Bundesregierung will Russland-Sanktionen verschärfen

Siemens kündigt die Verträge zwischen Russland für die Lieferung von Turbinen für die Kraftwerke © wallix / iStock
Siemens kündigt die Verträge zwischen Russland für die Lieferung von Turbinen für die Kraftwerke © wallix / iStock

Die Bundesregierung will die Sanktionen gegen Russland erweitern, nachdem auf der Halbinsel Krim Gasturbinen von Siemens aufgetaucht waren. „Eine vertragswidrige Verbringung der Turbinen auf die Krim entgegen hochrangiger Zusicherungen ist ein bemerkenswerter Vorgang“, sagte die stellvertretende Regierungssprecherin Ulrike Demmer in Berlin. Über Konsequenzen dieses „inakzeptablen“ Vorgehens werde man beraten. Die Bundesregierung habe wiederholt gegenüber Russland die Erwartung betont, dass geschlossene Verträge eingehalten werden. Seit 2014 gelten Wirtschaftssanktionen gegen Russland.

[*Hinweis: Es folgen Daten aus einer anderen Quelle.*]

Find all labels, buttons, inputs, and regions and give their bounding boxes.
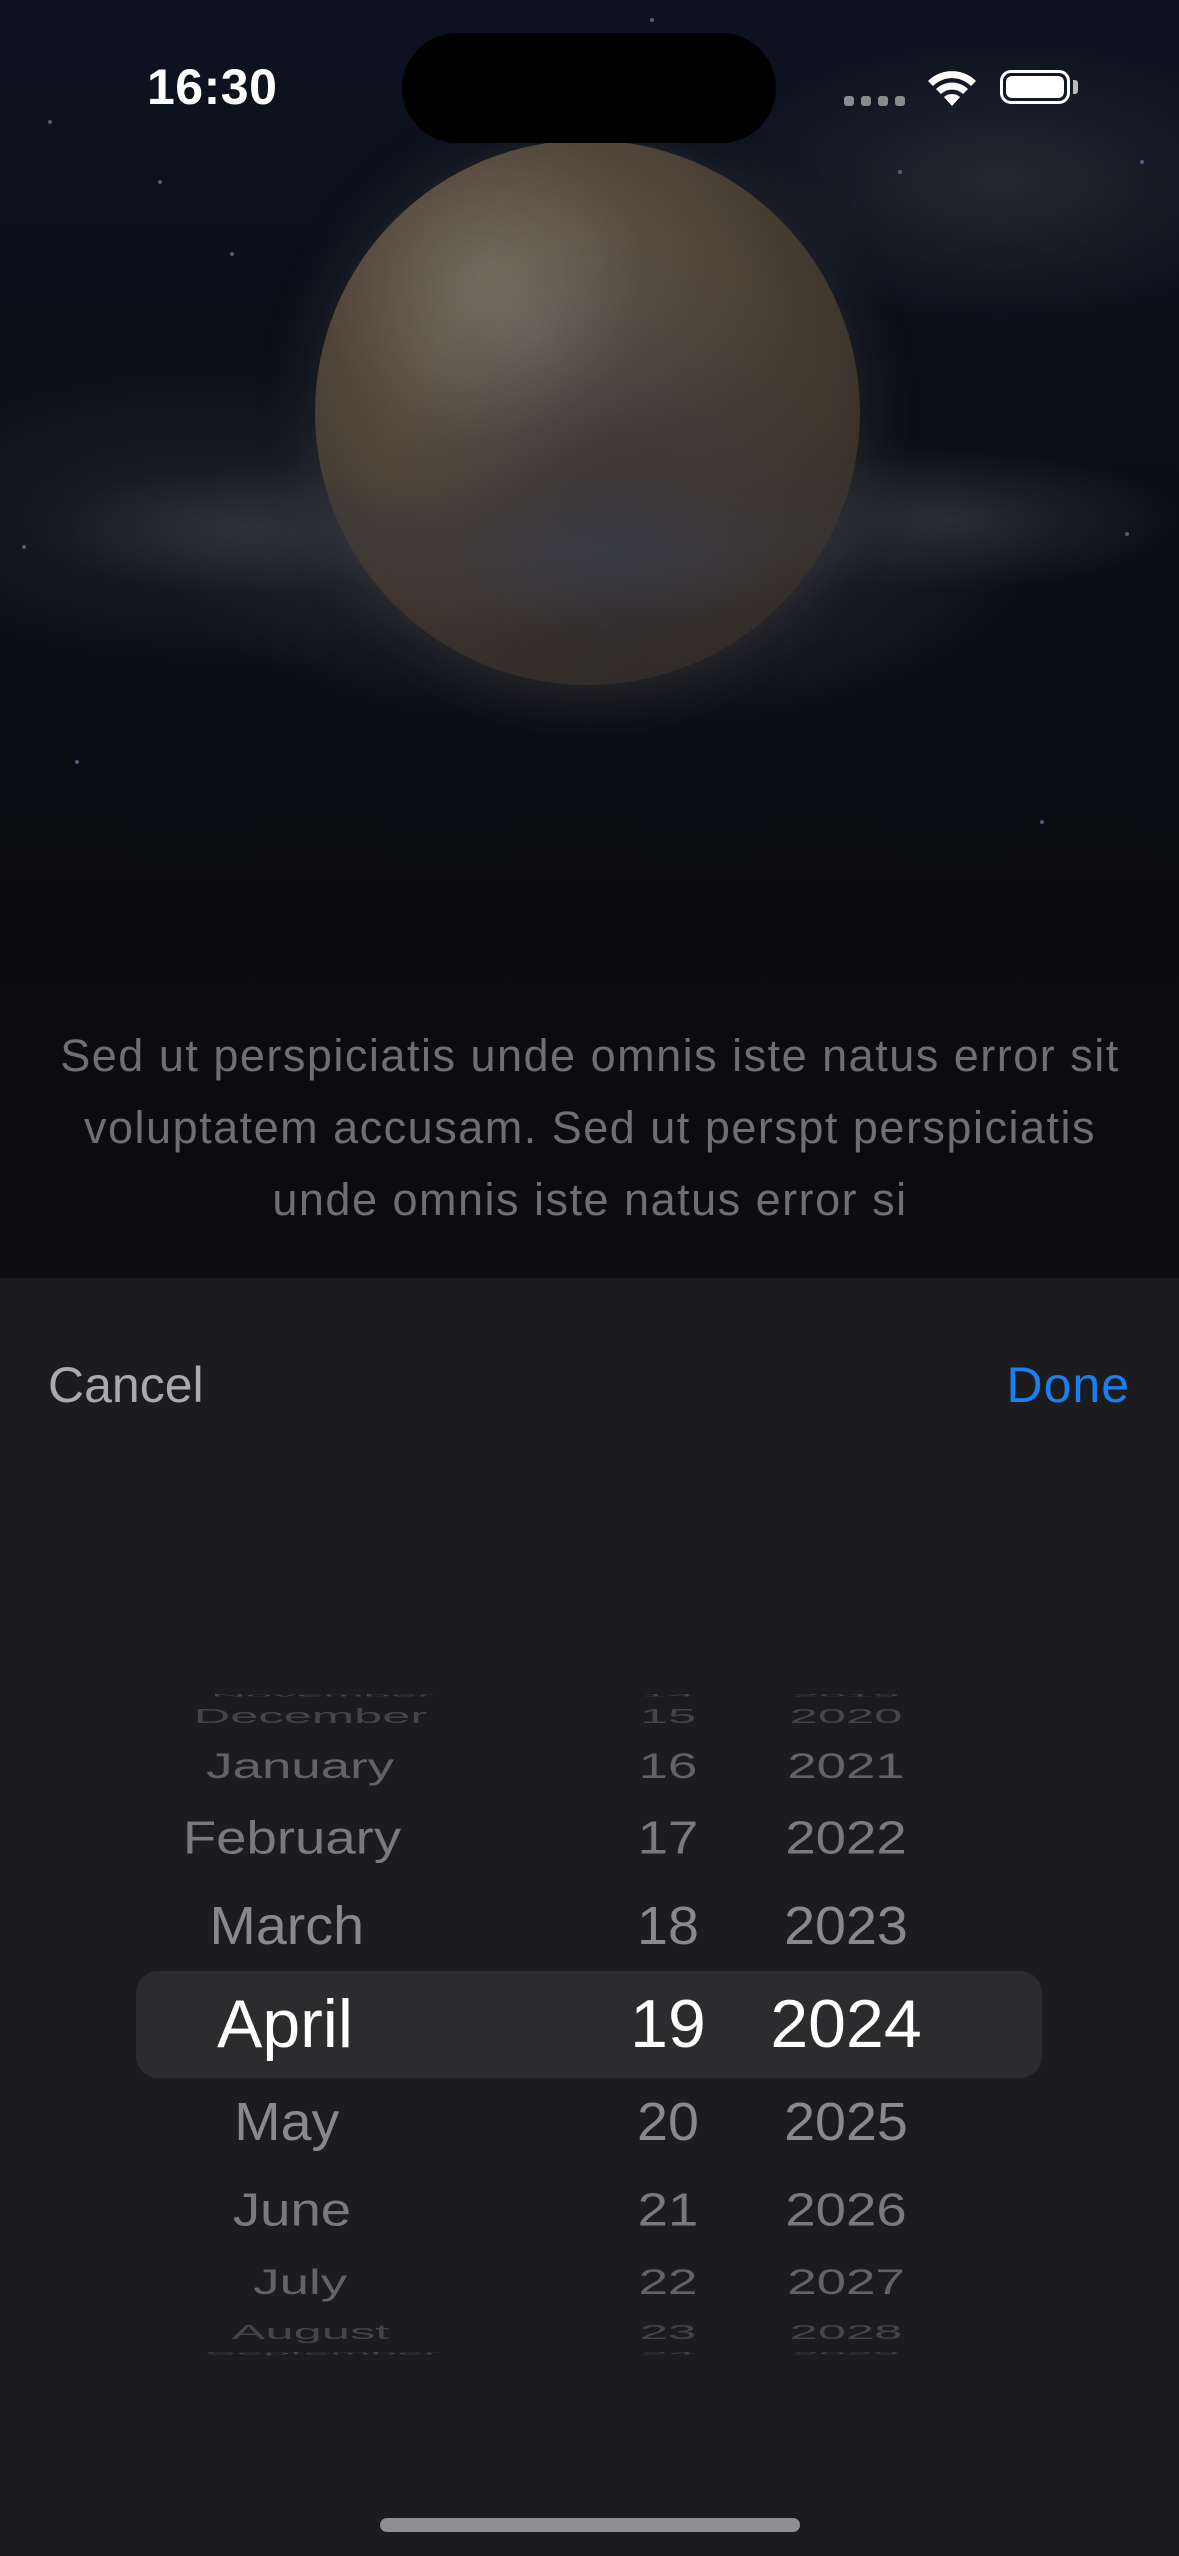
battery-tip-icon — [1073, 80, 1078, 94]
month-option-November[interactable]: November — [25, 1693, 619, 1697]
star — [75, 760, 79, 764]
year-option-2019[interactable]: 2019 — [717, 1693, 975, 1697]
star — [158, 180, 162, 184]
description-text: Sed ut perspiciatis unde omnis iste natu… — [60, 1030, 1120, 1225]
star — [1040, 820, 1044, 824]
home-indicator[interactable] — [380, 2518, 800, 2532]
dynamic-island — [402, 33, 776, 143]
year-option-2025[interactable]: 2025 — [697, 2094, 995, 2148]
cancel-button[interactable]: Cancel — [48, 1356, 204, 1414]
year-option-2024[interactable]: 2024 — [696, 1990, 996, 2058]
wifi-icon — [928, 71, 976, 106]
star — [230, 252, 234, 256]
year-option-2028[interactable]: 2028 — [710, 2321, 981, 2341]
year-option-2027[interactable]: 2027 — [705, 2265, 988, 2300]
battery-icon — [1000, 70, 1070, 104]
star — [1140, 160, 1144, 164]
status-bar-time: 16:30 — [147, 59, 278, 115]
month-option-August[interactable]: August — [0, 2321, 623, 2341]
star — [898, 170, 902, 174]
year-option-2029[interactable]: 2029 — [717, 2351, 975, 2355]
year-option-2020[interactable]: 2020 — [710, 1706, 981, 1726]
year-option-2023[interactable]: 2023 — [697, 1899, 995, 1953]
year-option-2026[interactable]: 2026 — [700, 2187, 992, 2233]
star — [48, 120, 52, 124]
done-button[interactable]: Done — [1006, 1356, 1130, 1414]
date-wheel-picker[interactable]: November December January February March Apri… — [0, 1620, 1179, 2410]
star — [650, 18, 654, 22]
month-option-December[interactable]: December — [0, 1706, 623, 1726]
year-option-2022[interactable]: 2022 — [700, 1814, 992, 1861]
cellular-signal-icon — [844, 96, 906, 106]
month-option-September[interactable]: September — [25, 2351, 619, 2355]
clouds-image — [0, 380, 1179, 760]
year-option-2021[interactable]: 2021 — [705, 1748, 988, 1783]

Siemens sieht sich als Opfer

Eine Verschärfung könnte sich gegen Mitarbeiter des russischen Energieministeriums sowie gegen russische Unternehmen richten, wie aus diplomatischen Kreisen in Brüssel bekannt wurde. Siemens sieht sich als Opfer der Turbinen-Affäre. Eine Lieferung des Münchener Industriekonzerns an den südrussischen Ort Taman, wo der Bau eines Kraftwerkes geplant war, war auf der davon zwanzig Kilometer entfernten Halbinsel aufgetaucht. Daraufhin hatte der Konzern Klage gegen den Abnehmer der Turbinen, die Rostec-Tochter Technopromexport eingereicht. Ebenso hatte Siemens angekündigt, seiner Minderheitsbeteiligung an dem russischen Unternehmen Interautomatika zu trennen, das Produkte und Dienstleistungen für Steuerungs- und Kontrollsysteme in Kraftwerken anbietet.